Volume 41, Number 8 · April 21, 1994

The Nazis' Theater of Seduction

By Willibald Sauerländer
'Degenerate Art': The Fate of the Avant-Garde in Nazi Germany
by Stephanie Barron et al

Los Angeles County Museum of Art/Abrams, 423 pp., $75.00

The Art of the Third Reich
by Peter Adam

Abrams, 332 pp., $45.00

Artists Under Vichy: A Case of Prejudice and Persecution
by Michèle C. Cone

Princeton University Press, 264 pp., $35.00

In the history of Western civilization, denunciations of the arts as 'immoral' and 'corrupting' date back to Socrates. But the fear of moral degeneration that haunted Hitler and many of his German contemporaries was a specifically modern obsession, one that first appeared only in the second half of the nineteenth century.
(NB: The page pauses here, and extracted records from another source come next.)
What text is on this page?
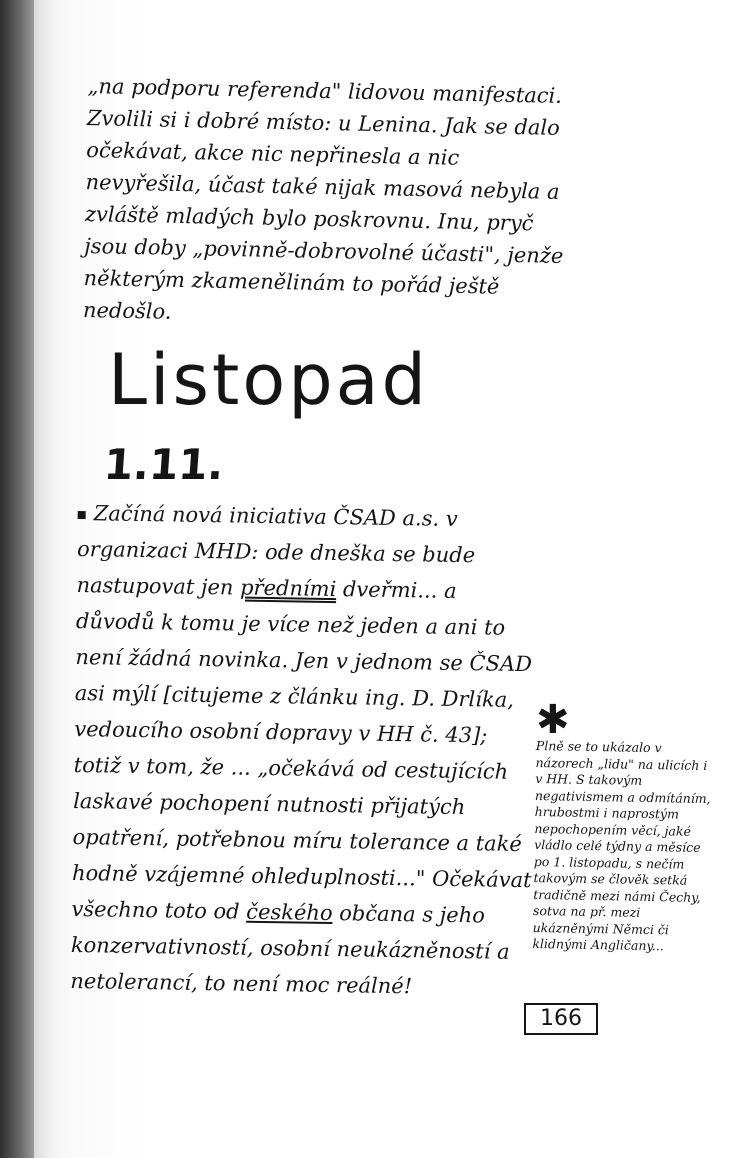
„na podporu referenda" lidovou manifestaci. Zvolili si i dobré místo: u Lenina. Jak se dalo očekávat, akce nic nepřinesla a nic nevyřešila, účast také nijak masová nebyla a zvláště mladých bylo poskrovnu. Inu, pryč jsou doby „povinně-dobrovolné účasti", jenže některým zkamenělinám to pořád ještě nedošlo.

Listopad
1.11.

Začíná nová iniciativa ČSAD a.s. v organizaci MHD: ode dneška se bude nastupovat jen předními dveřmi... a důvodů k tomu je více než jeden a ani to není žádná novinka. Jen v jednom se ČSAD asi mýlí [citujeme z článku ing. D. Drlíka, vedoucího osobní dopravy v HH č. 43]; totiž v tom, že ... „očekává od cestujících laskavé pochopení nutnosti přijatých opatření, potřebnou míru tolerance a také hodně vzájemné ohleduplnosti..." Očekávat všechno toto od českého občana s jeho konzervativností, osobní neukázněností a netolerancí, to není moc reálné!

✱

Plně se to ukázalo v názorech „lidu" na ulicích i v HH. S takovým negativismem a odmítáním, hrubostmi i naprostým nepochopením věcí, jaké vládlo celé týdny a měsíce po 1. listopadu, s nečím takovým se člověk setká tradičně mezi námi Čechy, sotva na př. mezi ukázněnými Němci či klidnými Angličany...

166
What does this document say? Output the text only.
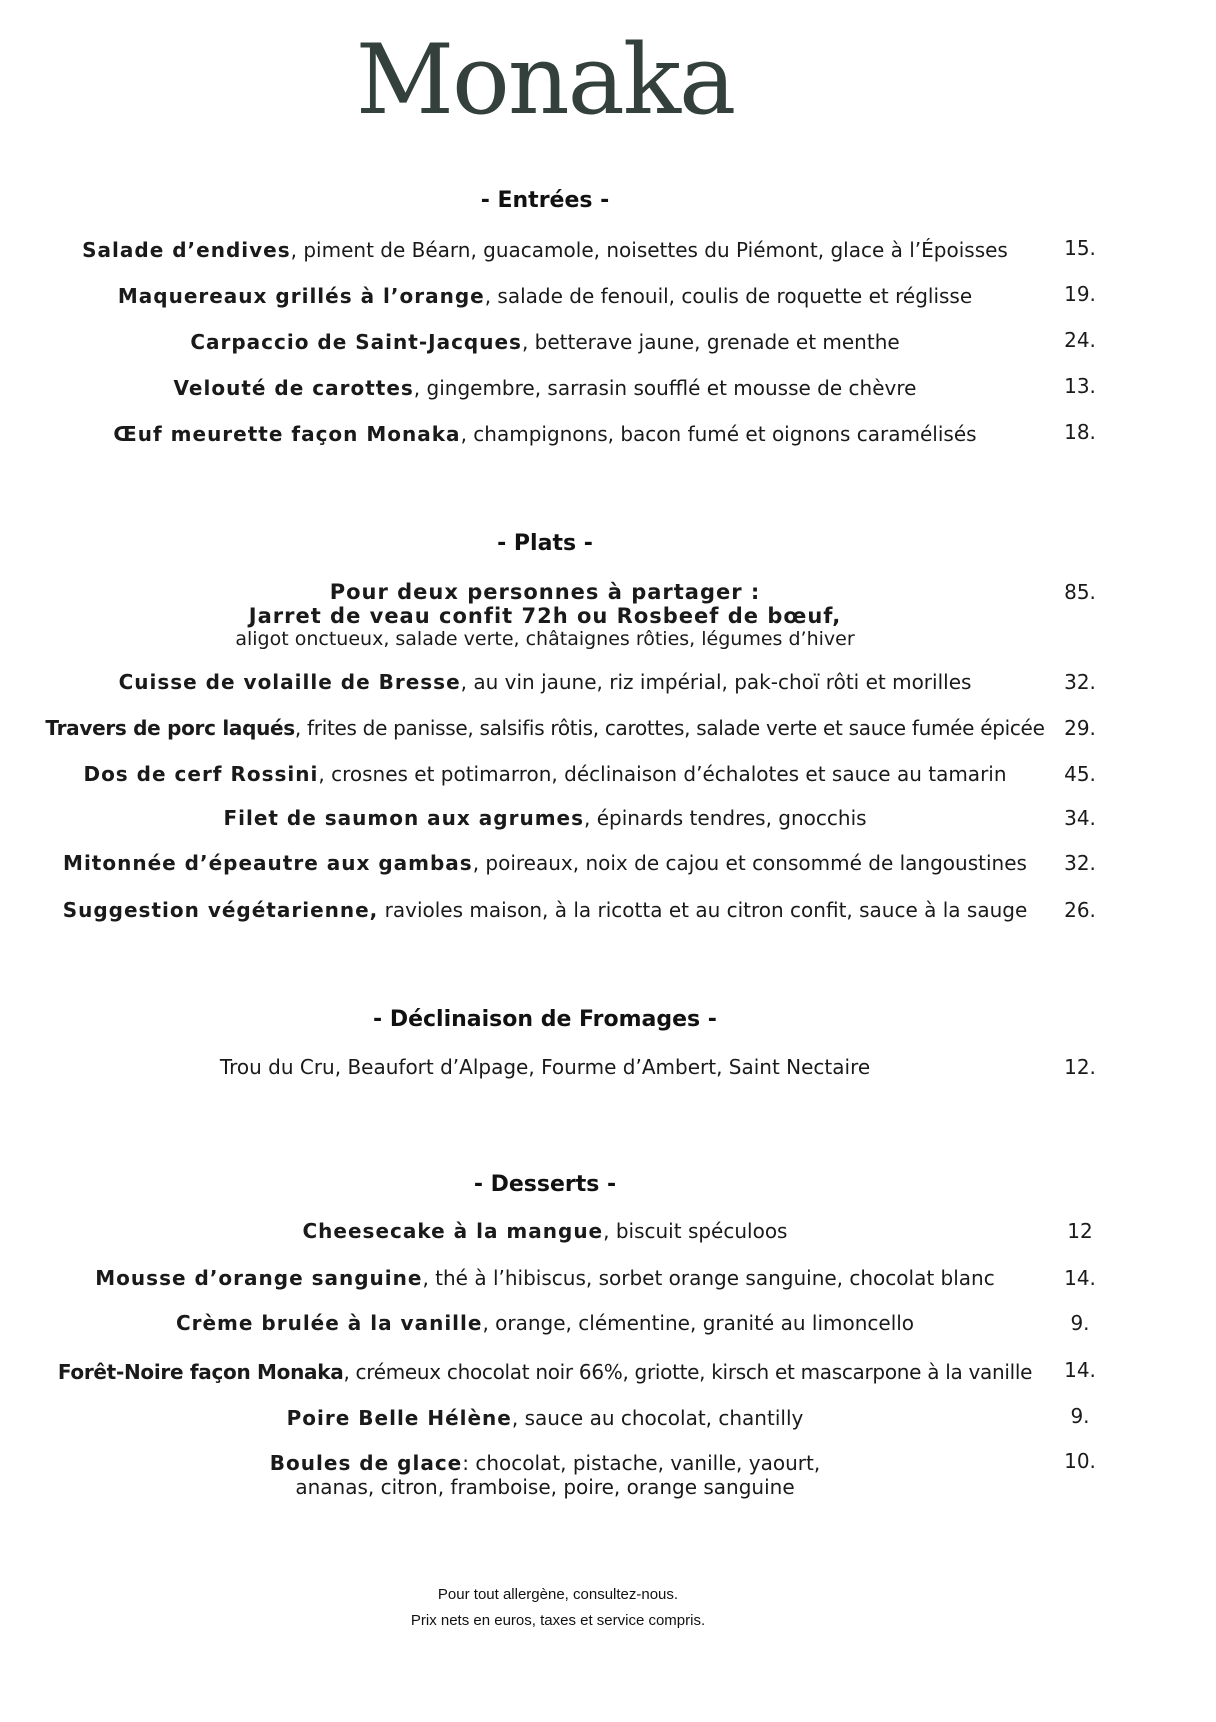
Monaka
- Entrées -
Salade d’endives, piment de Béarn, guacamole, noisettes du Piémont, glace à l’Époisses	15.
Maquereaux grillés à l’orange, salade de fenouil, coulis de roquette et réglisse	19.
Carpaccio de Saint-Jacques, betterave jaune, grenade et menthe	24.
Velouté de carottes, gingembre, sarrasin soufflé et mousse de chèvre	13.
Œuf meurette façon Monaka, champignons, bacon fumé et oignons caramélisés	18.
- Plats -
Pour deux personnes à partager :
Jarret de veau confit 72h ou Rosbeef de bœuf,
aligot onctueux, salade verte, châtaignes rôties, légumes d’hiver
85.
Cuisse de volaille de Bresse, au vin jaune, riz impérial, pak-choï rôti et morilles	32.
Travers de porc laqués, frites de panisse, salsifis rôtis, carottes, salade verte et sauce fumée épicée 29.
Dos de cerf Rossini, crosnes et potimarron, déclinaison d’échalotes et sauce au tamarin	45.
Filet de saumon aux agrumes, épinards tendres, gnocchis	34.
Mitonnée d’épeautre aux gambas, poireaux, noix de cajou et consommé de langoustines	32.
Suggestion végétarienne, ravioles maison, à la ricotta et au citron confit, sauce à la sauge	26.
- Déclinaison de Fromages -
Trou du Cru, Beaufort d’Alpage, Fourme d’Ambert, Saint Nectaire	12.
- Desserts -
Cheesecake à la mangue, biscuit spéculoos	12
Mousse d’orange sanguine, thé à l’hibiscus, sorbet orange sanguine, chocolat blanc	14.
Crème brulée à la vanille, orange, clémentine, granité au limoncello	9.
Forêt-Noire façon Monaka, crémeux chocolat noir 66%, griotte, kirsch et mascarpone à la vanille	14.
Poire Belle Hélène, sauce au chocolat, chantilly	9.
Boules de glace: chocolat, pistache, vanille, yaourt,
ananas, citron, framboise, poire, orange sanguine
10.
Pour tout allergène, consultez-nous.
Prix nets en euros, taxes et service compris.
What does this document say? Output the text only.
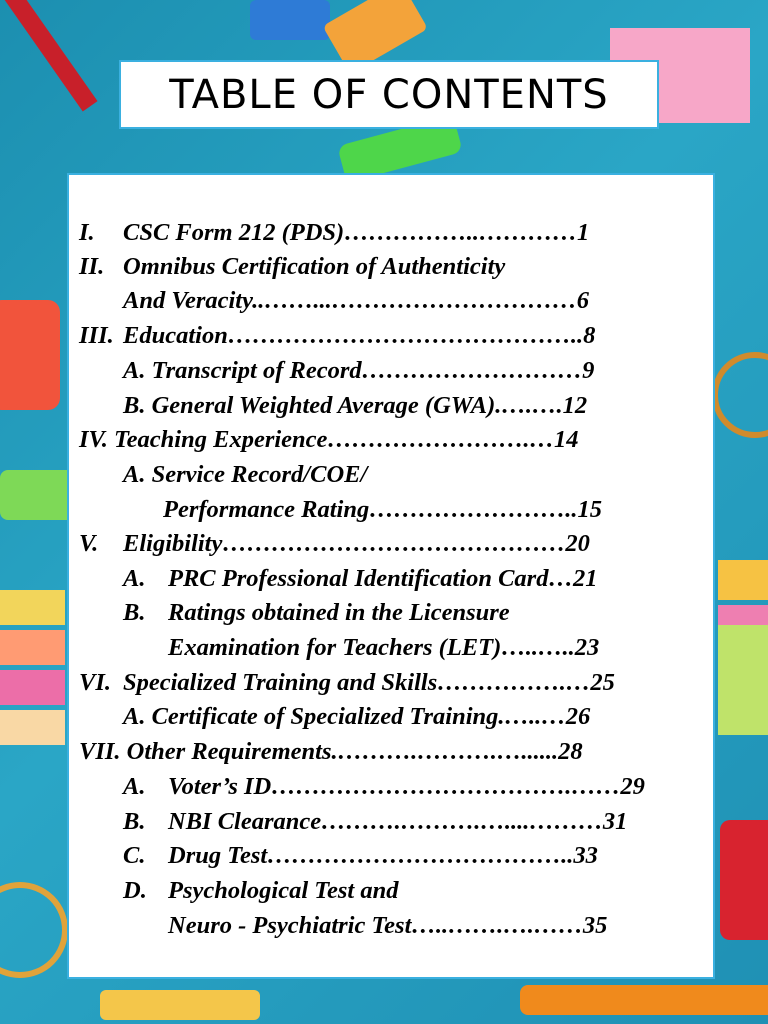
TABLE OF CONTENTS
I. CSC Form 212 (PDS)……………..…………1
II. Omnibus Certification of Authenticity
And Veracity..……...…………………………6
III. Education……………………………………..8
A. Transcript of Record………………………9
B. General Weighted Average (GWA).….….12
IV. Teaching Experience…………………….…14
A. Service Record/COE/
Performance Rating……………………..15
V. Eligibility……………………………………20
A. PRC Professional Identification Card…21
B. Ratings obtained in the Licensure
Examination for Teachers (LET)…..…..23
VI. Specialized Training and Skills…………….…25
A. Certificate of Specialized Training.…..…26
VII. Other Requirements.……….……….…......28
A. Voter’s ID……………………………….……29
B. NBI Clearance……….……….…....………31
C. Drug Test………………………………..33
D. Psychological Test and
Neuro - Psychiatric Test…..…….….……35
Its origins lay in the concurrent emergence of the aesthetic cult of 'decadence' and the scientific—or pseudoscientific—concept of 'degeneration.' At about the same time that artists and writers were exploring the relationship between morbidity, disease, and artistic creation, the concept of degeneration became a central issue in medicine, the theory of evolution, and racial anthropology, where it was thought to lead to the extinction of a species or at least to the ruin of its strength and vigor.